What did the children of Israel see as they surrounded the tabernacle? The curtains were possibly some nine feet high - higher than the tallest man. The white enclosure would indicate the holiness of their God, and the fact that they were outside. In them we see that which separates the world of sin from the holiness of God. The first object inside the gate was the brazen altar, the place of sacrifice, indicating salvation by blood. The next object was the brazen laver where the priests washed their hands and feet constantly, showing the truth of sanctification. Inside, the holy place (two-thirds of the tabernacle structure) was the place of service accomplished daily by the priests. The holy of holies, into which the high priest went once every year, depicts the truth of divine satisfaction.

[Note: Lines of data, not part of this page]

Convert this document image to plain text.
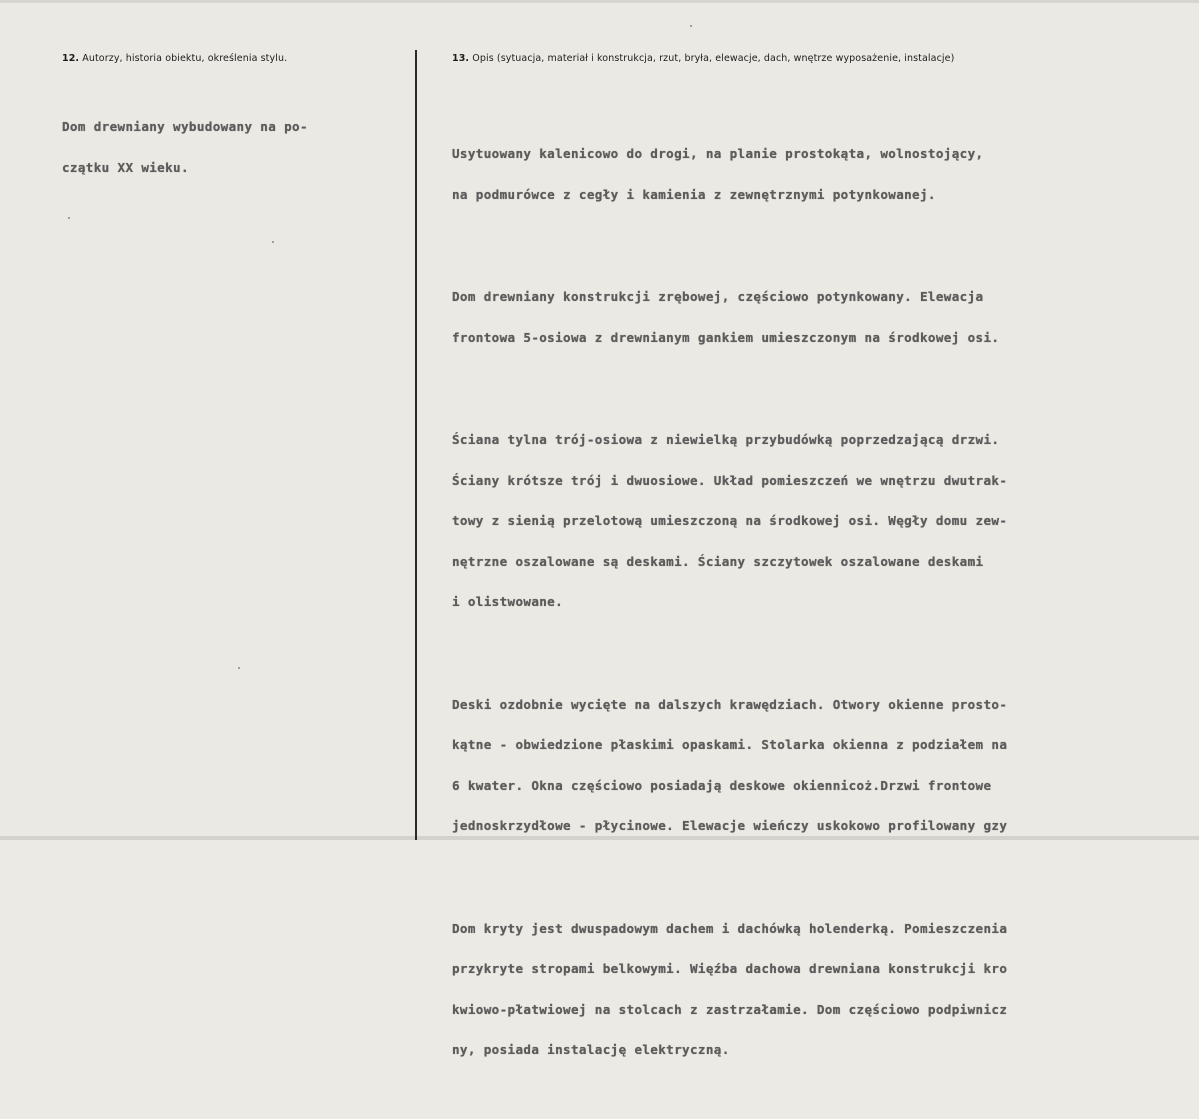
12. Autorzy, historia obiektu, określenia stylu.	13. Opis (sytuacja, materiał i konstrukcja, rzut, bryła, elewacje, dach, wnętrze wyposażenie, instalacje)

Dom drewniany wybudowany na po-

czątku XX wieku.

Usytuowany kalenicowo do drogi, na planie prostokąta, wolnostojący,

na podmurówce z cegły i kamienia z zewnętrznymi potynkowanej.

Dom drewniany konstrukcji zrębowej, częściowo potynkowany. Elewacja

frontowa 5-osiowa z drewnianym gankiem umieszczonym na środkowej osi.

Ściana tylna trój-osiowa z niewielką przybudówką poprzedzającą drzwi.

Ściany krótsze trój i dwuosiowe. Układ pomieszczeń we wnętrzu dwutrak-

towy z sienią przelotową umieszczoną na środkowej osi. Węgły domu zew-

nętrzne oszalowane są deskami. Ściany szczytowek oszalowane deskami

i olistwowane.

Deski ozdobnie wycięte na dalszych krawędziach. Otwory okienne prosto-

kątne - obwiedzione płaskimi opaskami. Stolarka okienna z podziałem na

6 kwater. Okna częściowo posiadają deskowe okiennicoż.Drzwi frontowe

jednoskrzydłowe - płycinowe. Elewacje wieńczy uskokowo profilowany gzy

Dom kryty jest dwuspadowym dachem i dachówką holenderką. Pomieszczenia

przykryte stropami belkowymi. Więźba dachowa drewniana konstrukcji kro

kwiowo-płatwiowej na stolcach z zastrzałamie. Dom częściowo podpiwnicz

ny, posiada instalację elektryczną.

This pattern is found in the orderly arrangement of the chapters of the gospel by John; “the Word became flesh, and tabernacled among us”, 1. 14 R.v. marg.
- 1-11:The Lord treads the court, in the place where everyone can contact Him and listen to His words.
- 12: The brazen altar - “I, if I be lifted up from the earth, will draw all men unto me”, v. 32.
- 13: The brazen laver - “If I wash thee not, thou hast no part with me”, v. 8.
- 14-16: The holy place - the Lord teaches His disciples what it means to have part with Him in a life of service.
- 17: The Lord stands alone in the holy of holies.
Regarding the materials used, the estimated value in terms of present-day money is given as greater than half-a-million pounds. If the type was so valuable, how precious is the One of whom it speaks? The full value of the Lord is known only to God; it is given to us to appreciate Him according to the measure in which God reveals Him to each of our hearts.
There is progress in the basic nature of the metals used: brass, silver, gold. In the court, brass forms a foundation while silver forms the tops of the pillars. In the holy place, the foundations are silver while all around is gold. In the holiest of all, we find the ark overlaid with pure gold. This teaches us that the nearer we come to God and the more we know of His presence, the greater will be our appreciation. Brass speaks of the judgment of God on sin, and when we come to Christ we learn that He has died for us. Then we discover that Christ has won for us eternal redemption (silver), and that we are blessed with divine righteousness (gold). In the holy of holies we see the pure gold that speaks exclusively of the glories of the Lord as the eternal Son of God. We should note that “gold” has divine righteousness and glory in view, but “pure gold” always speaks of the deity of Christ.
Moses was commanded to make the tabernacle exactly as he had seen it on the holy mount. So exact was it that in Exodus 25-27 we have three chapters of divine command in which God tells Moses just what to make, and in chapters 36-38 the people make exactly what God had commanded them. As a result, God makes His presence known by the cloud covering the tent and by the glory filling the tabernacle, Exod. 40. 34.
The pattern embraced colours as well as metals. The only way in was through the entrance gate, the fine white curtain of which was embroidered with blue, purple and scarlet, teaching that righteousness alone could never give access to God. But when the white linen is combined with all that which is implied in the various colours, then any Israelite could pass through the entrance gate to find access by means of the brazen altar.